B ADANIA ZDOLNOŚCI DO CENTRALNEGO ROZSZCZEPIENIA WYIZOLOWANYCH SZCZEPÓW

Przeprowadzone badania wykazały, iż wśród bakterii wyselekcjonowanych z wody rzecznej jest jedna lub wszystkie, które powodują biodegradację modelowego oksyetylenowanego alkoholu według mechanizmu centralnego rozszczepienia.

Następnym etapem badań było sprawdzenie, która zaszczepka (lub które) powodują biodegradację polidyspersyjnego oksyetylenowanego alkoholu. W tym celu przeprowadzono szereg krótkich (7 dni) testów biodegradacyjnych mających na celu wyeliminowanie szczepu lub szczepów nie biodegradadujących oksyetylenowanego alkoholu.
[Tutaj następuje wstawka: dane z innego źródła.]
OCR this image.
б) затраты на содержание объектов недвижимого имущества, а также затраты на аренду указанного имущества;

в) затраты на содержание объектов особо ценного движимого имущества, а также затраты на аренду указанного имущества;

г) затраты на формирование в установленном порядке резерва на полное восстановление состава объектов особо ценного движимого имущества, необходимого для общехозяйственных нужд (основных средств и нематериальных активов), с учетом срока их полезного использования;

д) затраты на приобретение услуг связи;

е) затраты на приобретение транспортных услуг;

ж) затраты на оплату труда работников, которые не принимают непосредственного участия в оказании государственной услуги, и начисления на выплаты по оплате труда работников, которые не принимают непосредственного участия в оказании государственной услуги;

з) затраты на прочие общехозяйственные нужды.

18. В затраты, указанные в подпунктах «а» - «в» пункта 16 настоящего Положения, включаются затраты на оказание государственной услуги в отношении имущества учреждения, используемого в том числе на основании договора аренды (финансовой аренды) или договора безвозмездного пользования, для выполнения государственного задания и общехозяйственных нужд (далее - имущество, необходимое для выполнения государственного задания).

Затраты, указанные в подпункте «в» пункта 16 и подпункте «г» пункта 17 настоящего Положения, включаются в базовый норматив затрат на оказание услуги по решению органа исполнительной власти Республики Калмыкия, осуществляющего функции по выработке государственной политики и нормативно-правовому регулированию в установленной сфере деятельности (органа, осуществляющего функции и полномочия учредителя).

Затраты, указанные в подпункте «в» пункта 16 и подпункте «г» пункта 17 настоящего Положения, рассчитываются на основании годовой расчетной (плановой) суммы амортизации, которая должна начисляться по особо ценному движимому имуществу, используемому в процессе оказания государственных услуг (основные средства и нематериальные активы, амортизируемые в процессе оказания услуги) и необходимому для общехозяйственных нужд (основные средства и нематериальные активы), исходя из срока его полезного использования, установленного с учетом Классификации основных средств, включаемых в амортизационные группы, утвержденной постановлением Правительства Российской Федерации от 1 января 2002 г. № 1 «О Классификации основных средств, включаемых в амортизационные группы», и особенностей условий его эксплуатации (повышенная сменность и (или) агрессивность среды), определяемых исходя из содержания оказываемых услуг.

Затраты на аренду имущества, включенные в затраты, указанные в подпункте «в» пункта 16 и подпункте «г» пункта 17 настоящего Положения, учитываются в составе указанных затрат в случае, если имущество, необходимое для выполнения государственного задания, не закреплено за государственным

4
Przeprowadzono trzy równoległe testy, które różniły się szczepem bakteryjnym:

pierwszy test prowadzono z użyciem szczepu Enterobacter sp. strain Z3 kolejny ze szczepem Citrobacter freundii i ostatni z zaszczepką Stenotrophomonas sp. strain Z5.

Próbki przygotowano według procedury opisanej w punkcie 6.2.2. części doświadczalnej. Testy prowadzono przez 7 dni próbki były ekstrahowane (na świeżo) octanem etylu według procedury opisanej w punkcie 4.3. części doświadczalnej . Po odpowiednim przygotowaniu próbek i zalaniu ich fazą ruchomą rejestrowano chromatogramy całkowitego prądu jonowego dla każdej z prób. Na podstawie widm masowych wyznaczono pola powierzchni homologów oksyetylenowanych alkoholi C12EO4-12.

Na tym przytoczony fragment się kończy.